“Así ha dicho Jehová: El pueblo que escapó de la espada halló gracia en el desierto, cuando Israel iba en busca de reposo. Jehová se manifestó a mí hace ya mucho tiempo, diciendo: Con amor eterno te he amado; por tanto, te prolongué mi misericordia” (Jer. 31:2, 3).
Alguien estará preguntando qué hace este resumen al final del libro de Jeremías. El capítulo anterior termina con las palabras: “Hasta aquí son las palabras de Jeremías” (Jer. 51:64). Lo que sigue es el trabajo de un editor. Cubre el periodo desde el comenzó del reinado de Sedequías hasta las tres deportaciones de los judíos y luego se traslada hasta Babilonia y relata que el nuevo emperador de este imperio sacó al rey Joaquín, el penúltimo rey de Judá, de la cárcel donde había pasado 37 años y le dio un lugar de honor en su mesa hasta que murió.
Lo de las tres deportaciones es interesante: En el año 605 Daniel y un grupo selecto son deportados a Babilonia. En el año 597 el rey Joaquín, los hombres más hábiles y los tesoros del templo son deportados. En el año 582/1 se realizó la tercera deportación. Ya vemos que eran espaciadas. Se estima que fueron deportados 3.023 hombres adultos, o en total unas 18.000 personas.
¿Qué pasó a los judíos en Babilonia? Los libros de Ezequiel, Daniel y Ester lo relaten. Básicamente hicieron lo que Jeremías les mandó: “Edificad casas, plantad huertos, casaos, y engendrad hijos, y procurad la paz de la ciudad a la cual os hice transportar y rogad por ella a Jehová; porque en su paz tendréis vosotros paz” (Jer. 29:5-7). Esto hicieron y prosperaron. Para muchos, Babilonia llegó a ser su patria, pero otros todavía tuvieron el corazón en Israel, y eran ellos, o sus hijos, los que volvieron para reconstruir Jerusalén 70 años más tarde, unos 42.370 en total. “Toda la congregación , unida como un solo hombre, era de cuarenta y dos mil trescientos setenta, sin contar sus siervos, y siervas, los cuales eran siete mil trescientos treinta y siete; y tenían doscientos cantores y cantoras” (Esdras 2:64, 65).
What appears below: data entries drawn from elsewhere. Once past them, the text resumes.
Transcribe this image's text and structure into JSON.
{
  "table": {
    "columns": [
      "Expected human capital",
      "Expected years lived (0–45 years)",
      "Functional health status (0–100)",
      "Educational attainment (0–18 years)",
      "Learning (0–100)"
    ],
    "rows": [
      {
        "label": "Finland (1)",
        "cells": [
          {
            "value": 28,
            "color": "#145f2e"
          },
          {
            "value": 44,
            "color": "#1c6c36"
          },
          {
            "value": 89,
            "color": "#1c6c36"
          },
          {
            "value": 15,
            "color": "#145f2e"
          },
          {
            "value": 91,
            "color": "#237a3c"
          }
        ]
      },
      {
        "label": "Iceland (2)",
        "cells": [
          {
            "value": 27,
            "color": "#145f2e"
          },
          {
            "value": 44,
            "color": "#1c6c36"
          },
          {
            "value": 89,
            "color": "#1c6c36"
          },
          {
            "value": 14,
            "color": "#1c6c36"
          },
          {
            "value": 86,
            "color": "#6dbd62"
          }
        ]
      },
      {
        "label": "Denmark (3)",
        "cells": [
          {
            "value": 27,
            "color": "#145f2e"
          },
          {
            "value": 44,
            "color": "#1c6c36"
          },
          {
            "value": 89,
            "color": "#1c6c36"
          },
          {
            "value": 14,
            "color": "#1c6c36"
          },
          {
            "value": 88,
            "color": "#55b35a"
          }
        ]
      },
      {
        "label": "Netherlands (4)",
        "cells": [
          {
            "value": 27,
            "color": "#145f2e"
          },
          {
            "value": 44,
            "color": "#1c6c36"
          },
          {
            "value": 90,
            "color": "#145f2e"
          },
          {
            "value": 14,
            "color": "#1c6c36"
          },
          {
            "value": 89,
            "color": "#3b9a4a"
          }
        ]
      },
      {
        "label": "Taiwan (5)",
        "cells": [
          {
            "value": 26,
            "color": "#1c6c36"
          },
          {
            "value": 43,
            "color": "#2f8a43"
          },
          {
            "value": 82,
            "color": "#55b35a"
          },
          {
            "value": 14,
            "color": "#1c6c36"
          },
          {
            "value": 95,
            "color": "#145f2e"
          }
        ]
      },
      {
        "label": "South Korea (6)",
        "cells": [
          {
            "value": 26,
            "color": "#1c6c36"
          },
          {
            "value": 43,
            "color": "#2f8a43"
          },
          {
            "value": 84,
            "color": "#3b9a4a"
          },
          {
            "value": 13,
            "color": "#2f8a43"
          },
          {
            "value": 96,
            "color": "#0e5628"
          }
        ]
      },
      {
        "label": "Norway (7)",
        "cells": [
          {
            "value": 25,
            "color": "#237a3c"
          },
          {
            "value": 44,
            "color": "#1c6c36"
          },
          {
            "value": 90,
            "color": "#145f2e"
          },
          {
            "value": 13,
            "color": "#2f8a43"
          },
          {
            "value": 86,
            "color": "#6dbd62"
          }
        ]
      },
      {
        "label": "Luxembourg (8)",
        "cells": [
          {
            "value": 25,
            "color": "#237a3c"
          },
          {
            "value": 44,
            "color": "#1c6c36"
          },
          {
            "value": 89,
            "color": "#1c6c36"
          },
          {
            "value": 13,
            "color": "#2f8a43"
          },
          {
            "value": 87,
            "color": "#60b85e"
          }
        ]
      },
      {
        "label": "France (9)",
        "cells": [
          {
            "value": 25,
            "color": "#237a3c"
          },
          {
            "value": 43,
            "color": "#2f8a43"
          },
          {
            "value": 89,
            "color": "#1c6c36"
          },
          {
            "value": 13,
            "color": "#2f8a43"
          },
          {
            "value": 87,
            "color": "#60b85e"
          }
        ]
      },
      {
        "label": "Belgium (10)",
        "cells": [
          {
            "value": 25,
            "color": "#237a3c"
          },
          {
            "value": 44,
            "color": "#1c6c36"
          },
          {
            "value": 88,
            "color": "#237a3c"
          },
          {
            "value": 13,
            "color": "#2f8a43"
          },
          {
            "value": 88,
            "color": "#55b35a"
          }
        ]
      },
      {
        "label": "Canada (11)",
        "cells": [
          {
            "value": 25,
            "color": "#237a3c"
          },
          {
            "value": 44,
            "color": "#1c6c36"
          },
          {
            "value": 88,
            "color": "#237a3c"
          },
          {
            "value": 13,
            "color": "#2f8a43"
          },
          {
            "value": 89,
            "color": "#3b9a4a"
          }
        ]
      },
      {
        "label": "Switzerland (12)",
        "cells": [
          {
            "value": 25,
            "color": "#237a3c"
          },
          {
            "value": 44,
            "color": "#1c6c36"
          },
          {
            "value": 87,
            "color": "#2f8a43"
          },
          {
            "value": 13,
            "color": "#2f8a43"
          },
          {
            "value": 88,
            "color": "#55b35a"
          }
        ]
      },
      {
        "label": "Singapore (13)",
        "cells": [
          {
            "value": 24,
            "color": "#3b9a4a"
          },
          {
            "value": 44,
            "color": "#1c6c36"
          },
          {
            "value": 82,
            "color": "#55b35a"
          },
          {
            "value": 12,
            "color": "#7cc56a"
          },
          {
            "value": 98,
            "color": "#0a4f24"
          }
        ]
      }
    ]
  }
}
Estos números no son cifras aburridas; ¡son el milagro de la conservación de Dios!, hombres y mujeres valientes que dejaron todo cuanto tenían para volver a una tierra que nunca habían conocido, pues la mayoría nació en Babilonia, pero tal era su fe en Dios y su amor por Él, que abandonaron el único hogar que habían conocido para buscar a otro, una patria mejor, como hizo Abraham, y todo creyente desde entonces que peregrina hasta la Ciudad cuya Arquitecto y Constructor es Dios, una Patria eterna.
La historia de estos peregrinos y sus emocionantes logros la tenemos en los libros de Esdras y Nehemías. Con ellos, incluyendo a sus contemporáneos Hageo, Zacarías y Malaquías, termina el Antiguo Testamento. Sus descendentes eran los judíos que vivían en Israel cuando nació el Señor Jesús.
Este es el proyecto de Dios, el de edificar una nación santa, aunque tenga que pasar por una deportación para conseguirlo. Dios no acabó con Israel cuando la ciudad de Jerusalén fue arrasada, sino que la purificó en las llamas, y la restauró después del cautiverio. Envió al Mesías y añadió a los gentiles regenerados a este pueblo y lo seguirá santificando hasta que su Rey vuelva en gloria para reinar sobre el Trono de David, tal como profetizó Jeremías (Jer. 23:5, 6).